I am a divorced father and I have a son who is finishing primary school this year. My child lives in Greece with his mother and I have been in America for five years. The reason I left my homeland and my child was, of course, financial. I lost my small business and found myself needing to sell my house as well. So I made the decision to come here at 45, find a job and start from scratch. Fortunately, I was able to find work and support my son financially as his mother is now on unemployment. Lately, however, I feel terrible. My son is asking for me more and more and even though we talk every day, I feel that it’s not enough. Every time he asks me when I will be back because he misses me so much, I don’t know what to say. I feel like a failure, not only because I couldn’t manage to keep my family together, but also because I couldn’t manage to make ends meet financially in Greece and I was forced to leave my child so young without his father. I don’t have a question; I just wanted to tell my story.
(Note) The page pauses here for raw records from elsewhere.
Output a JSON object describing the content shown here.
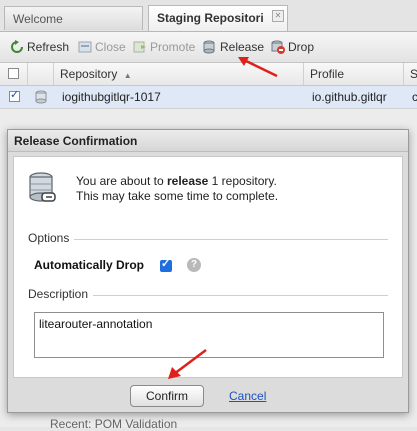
{
  "tabs": [
    {
      "label": "Welcome",
      "active": false
    },
    {
      "label": "Staging Repositori",
      "active": true,
      "close_glyph": "✕"
    }
  ],
  "toolbar": {
    "refresh_label": "Refresh",
    "close_label": "Close",
    "promote_label": "Promote",
    "release_label": "Release",
    "drop_label": "Drop"
  },
  "grid": {
    "columns": [
      "Repository",
      "Profile",
      "S"
    ],
    "sort_indicator": "▲",
    "rows": [
      {
        "checked": true,
        "repository": "iogithubgitlqr-1017",
        "profile": "io.github.gitlqr",
        "status": "c"
      }
    ],
    "partial_text": "Recent: POM Validation"
  },
  "dialog": {
    "title": "Release Confirmation",
    "message_pre": "You are about to ",
    "message_bold": "release",
    "message_post": " 1 repository.",
    "message_line2": "This may take some time to complete.",
    "options_label": "Options",
    "auto_drop_label": "Automatically Drop",
    "auto_drop_checked": true,
    "help_glyph": "?",
    "description_label": "Description",
    "description_value": "litearouter-annotation",
    "confirm_label": "Confirm",
    "cancel_label": "Cancel"
  },
  "colors": {
    "arrow": "#e0201b",
    "link": "#1a52c4",
    "checkbox_accent": "#1f6fe0",
    "selected_row": "#dfe8f6"
  }
}
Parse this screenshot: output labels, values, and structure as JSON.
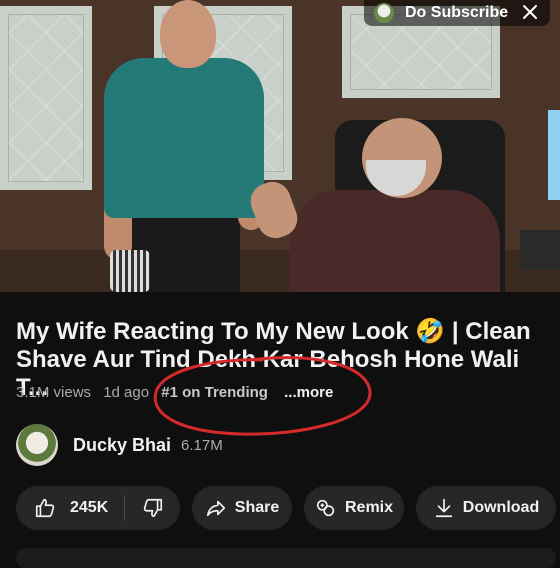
{
  "overlay": {
    "subscribe_label": "Do Subscribe",
    "close_icon": "close-icon"
  },
  "video": {
    "title": "My Wife Reacting To My New Look 🤣 | Clean Shave Aur Tind Dekh Kar Behosh Hone Wali T...",
    "views": "3.1M views",
    "age": "1d ago",
    "trending": "#1 on Trending",
    "more": "...more"
  },
  "channel": {
    "name": "Ducky Bhai",
    "subscribers": "6.17M"
  },
  "actions": {
    "like_count": "245K",
    "share_label": "Share",
    "remix_label": "Remix",
    "download_label": "Download",
    "icons": [
      "thumbs-up-icon",
      "thumbs-down-icon",
      "share-arrow-icon",
      "remix-icon",
      "download-icon"
    ]
  },
  "colors": {
    "background": "#0f0f0f",
    "pill": "#272727",
    "annotation_circle": "#d42a2a"
  }
}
You write to me that you feel you failed because you did not make it financially in Greece and you were forced to immigrate to America. I will disagree with you. A person who emigrates at the age of 45 and manages to stand on his own two feet and help his child and himself is not considered a failure. You did not leave your child while you had the choice to stay. You lost your job and your home and had the courage to look for a new beginning under extremely difficult conditions. And I guess it was probably not easy at all. If you knew someone and he told you the same story, would you call him a failure? Or would you admire him for his courage?
As for the fact that you divorced and could not keep your family together, it is not your sole responsibility. A marriage is dissolved for reasons that both partners are responsible for in equal measure. Certainly the dissolution of a marriage is not a success. But it is not a success to hold onto a broken marriage by tooth and nail. Sometimes in this case the consequences are very painful for all family members and especially for children. I do not know why you divorced, but from your letter I understand that you have a great love for your child and that is the most important thing. Your child understands this love and seeks a relationship with you. And despite the distance, he wants to communicate and express his feelings to you. This is a huge success.
You may not be present in his daily life, but you are present in his soul. He knows he can find you and talk to you when he needs you, even online.
Therefore, try to build a communication routine with your child. It is good that there are specific times that you will communicate with him and that they are strictly observed. You can also set up fun moments together on the weekends, watch a movie together in Greece and in America, talk about it and share your thoughts, or you can play an online video game together. You can help him with his lessons on the weekends, show him where you live, dream together about the future, about the next time you meet.
It is very difficult to live away from your child, but it is up to you to ‘shorten’ the distance. You can have quality time with your child even under these conditions. You may not have had this opportunity for quality time if you had not left and were facing very serious financial problems back in Greece.